A verdadeira realidade chegou e sua força de choque perturbadora trouxe milhões de pessoas de volta ao mundo real. Milhões de pessoas perderam seus empregos, muitas mais estão doentes com os efeitos colaterais das vacinas e outras ainda perceberam que não era apenas uma questão de fazer alguns “sacrifícios temporários”.

O sistema quer arrancar as liberdades básicas dos povos para não devolvê-las a eles, exceto em troca da submissão completa ao novo mundo de Davos, no qual apenas os escravos podem receber algumas concessões mínimas. Muitos italianos entenderam isso e compreenderam que, neste ponto da vida, não têm mais nada a perder.

Se eles não lutarem agora de alguma forma, amanhã serão forçados a viver como autômatos que se injetam com as injeções experimentais que quase certamente comprometerá sua saúde à longo prazo de qualquer maneira. Não faz sentido viver assim. Viver assim é morrer. Isso é o que muitos italianos finalmente entenderam.

No entanto, a Itália não foi escolhida por acaso para este plano. A Itália foi escolhida por grupos como o Clube de Roma, o grupo Bilderberg e a Comissão Trilateral por razões muito específicas. A história milenar deste país representa e incorpora todos os valores que são a antítese do pensamento globalista, maçônico, illuminati, et caterva.

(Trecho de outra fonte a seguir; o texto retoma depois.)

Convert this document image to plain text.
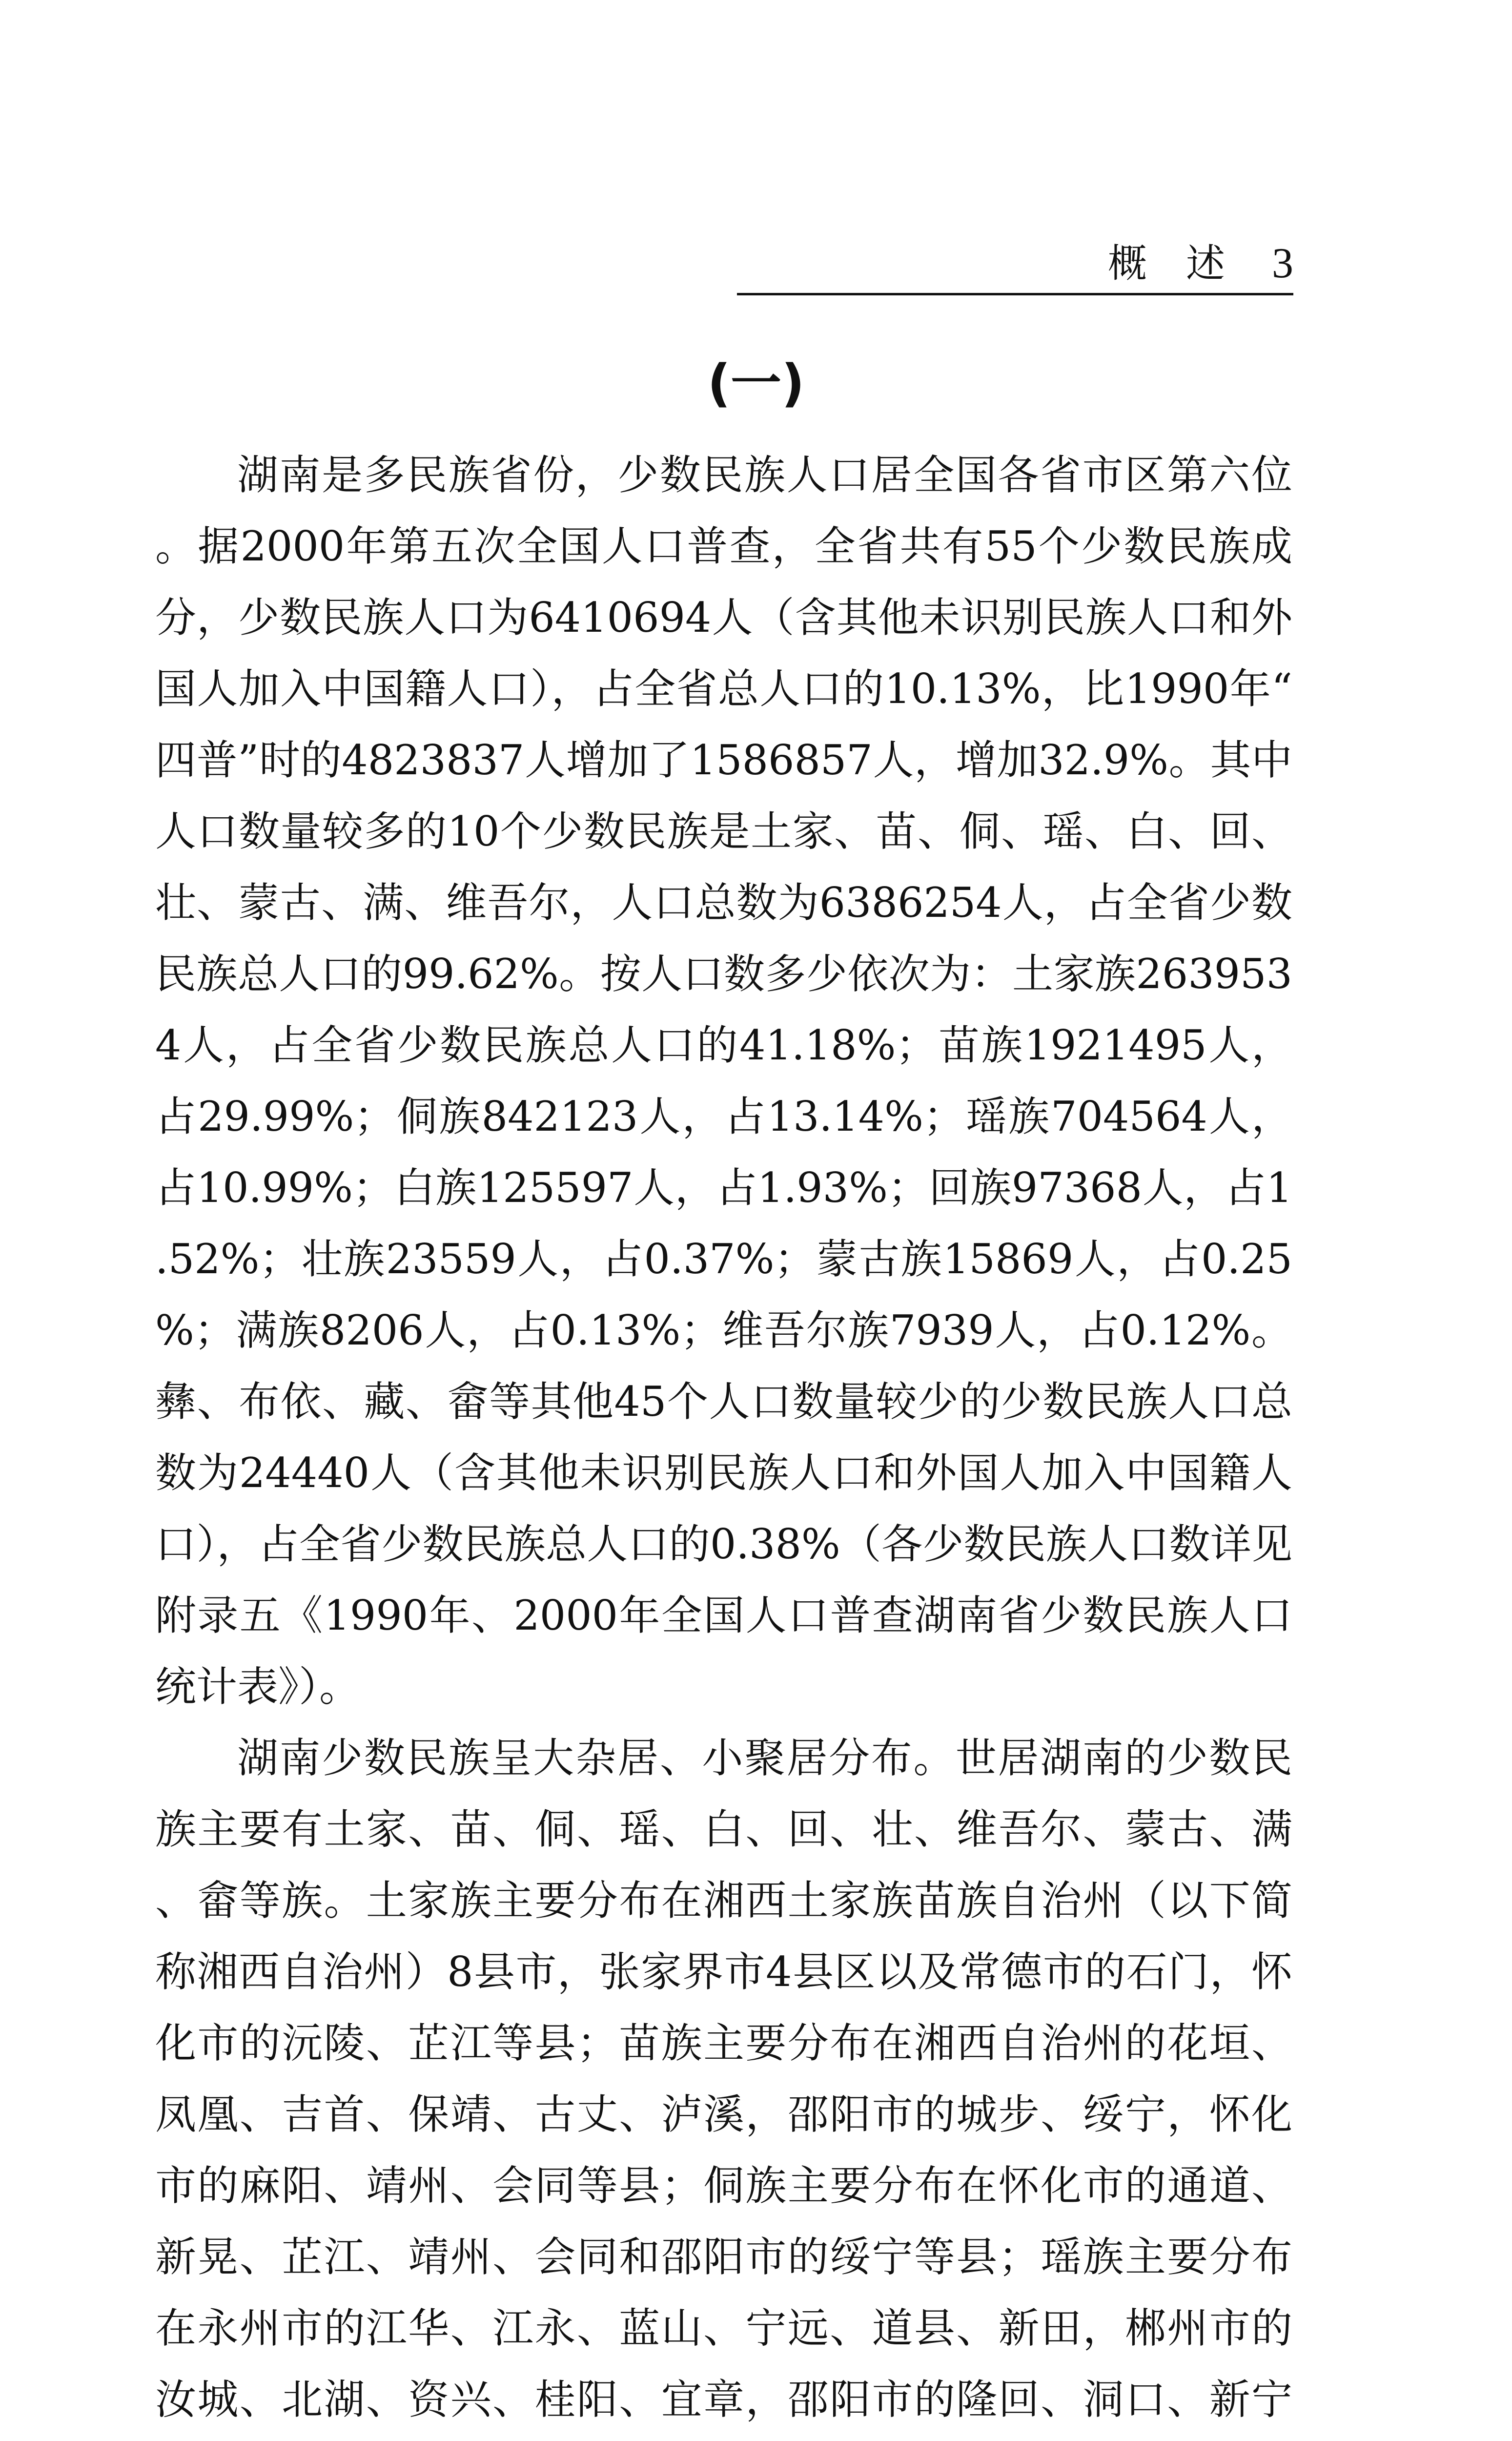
概述 3
(一)

湖南是多民族省份，少数民族人口居全国各省市区第六位。据2000年第五次全国人口普查，全省共有55个少数民族成分，少数民族人口为6410694人（含其他未识别民族人口和外国人加入中国籍人口），占全省总人口的10.13%，比1990年“四普”时的4823837人增加了1586857人，增加32.9%。其中人口数量较多的10个少数民族是土家、苗、侗、瑶、白、回、壮、蒙古、满、维吾尔，人口总数为6386254人，占全省少数民族总人口的99.62%。按人口数多少依次为：土家族2639534人，占全省少数民族总人口的41.18%；苗族1921495人，占29.99%；侗族842123人，占13.14%；瑶族704564人，占10.99%；白族125597人，占1.93%；回族97368人，占1.52%；壮族23559人，占0.37%；蒙古族15869人，占0.25%；满族8206人，占0.13%；维吾尔族7939人，占0.12%。彝、布依、藏、畲等其他45个人口数量较少的少数民族人口总数为24440人（含其他未识别民族人口和外国人加入中国籍人口），占全省少数民族总人口的0.38%（各少数民族人口数详见附录五《1990年、2000年全国人口普查湖南省少数民族人口统计表》）。

湖南少数民族呈大杂居、小聚居分布。世居湖南的少数民族主要有土家、苗、侗、瑶、白、回、壮、维吾尔、蒙古、满、畲等族。土家族主要分布在湘西土家族苗族自治州（以下简称湘西自治州）8县市，张家界市4县区以及常德市的石门，怀化市的沅陵、芷江等县；苗族主要分布在湘西自治州的花垣、凤凰、吉首、保靖、古丈、泸溪，邵阳市的城步、绥宁，怀化市的麻阳、靖州、会同等县；侗族主要分布在怀化市的通道、新晃、芷江、靖州、会同和邵阳市的绥宁等县；瑶族主要分布在永州市的江华、江永、蓝山、宁远、道县、新田，郴州市的汝城、北湖、资兴、桂阳、宜章，邵阳市的隆回、洞口、新宁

A Itália é a sede do catolicismo mundial. A Itália é o berço da filosofia greco-romana. A Itália é uma herança de arte e cultura sem igual no mundo. Para prosseguir na realização de uma ordem mundial fundada na erradicação do Cristianismo e nos valores do verdadeiro Ocidente, é esta nação que deve ser atingida.

Por isso vimos que a Itália foi escolhida desde o início como uma espécie de laboratório privilegiado para realizar os testes técnicos para a realização do Grande Reinicialização pretendido pelos oligarcas psicopatas do fórum de Davos. No entanto, os totalitarismos podem funcionar conforme mencionado anteriormente apenas se houver um consenso unânime entre eles ou quando grandes setores da população os apoiarem.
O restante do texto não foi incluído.